If you know anything at all about geometry, you will know how to bisect an angle with a compass and ruler. But do you know how to trisect it? I'm sure you don't. The surprising truth is that it can't be done. You simply cannot trisect an arbitrary angle with only a compass and unmarked ruler. Well, not without cheating.
Although it has been known for nearly 200 years that compass-and-ruler trisection is a mathematical impossibility, thousands have continued stubbornly to embark on the ancient quest of finding a way to do it. I am one of them.
I have two excuses for such an apparent waste of time. Neither involves a disdain for the pronouncements of mathematics or science.
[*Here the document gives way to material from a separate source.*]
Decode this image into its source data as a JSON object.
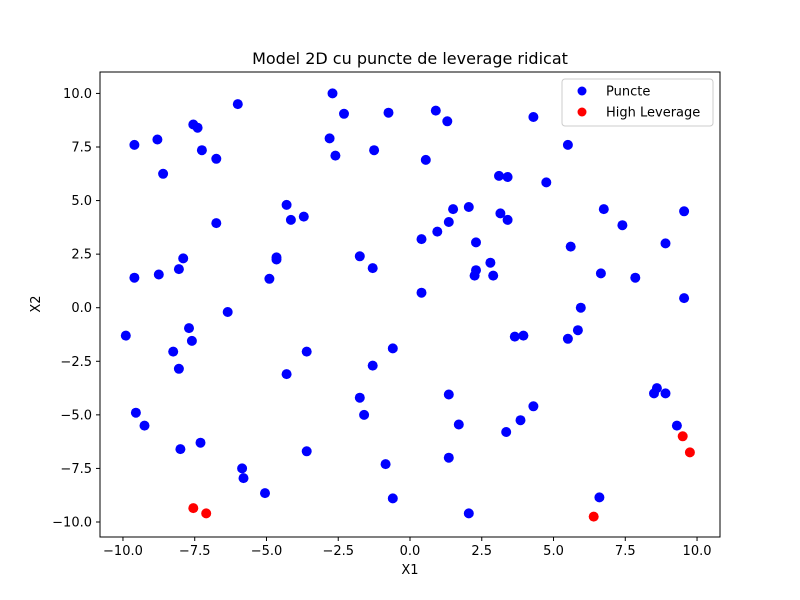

Although I am not a scientist, I have the utmost respect for science - so much so that I believe our threatened world would be a very much better place if the scientific approach to solving problems were universally applied by individuals and institutions. Science works. It works because its entire focus is the pursuit of truth by observation and reason. It doesn’t mind being challenged. In contrast to many other areas of human thought, it demands that it should be, for its respect for the truth is so steadfast that it welcomes the exposure of its own inadvertent falsehoods.
This provides me with my first excuse, for science does make mistakes. It is quite sensible for fresh minds to revisit its pronouncements in case it has misconstrued or overlooked anything.
My second excuse is that the intellectual challenge of trying to do the impossible can be a rewarding one - as long as it is not done out of ignorance and contempt for the probabilities and realities of mathematics and physics and logic. One invariably develops a deep understanding of the science underlying the insoluble problem with which one is wrestling. And occasionally - just very occasionally - one might glean an original and perhaps useful insight. Over the years I have gleaned a number of such useful insights in many different fields. My groundbreaking method of trisection is just one of them.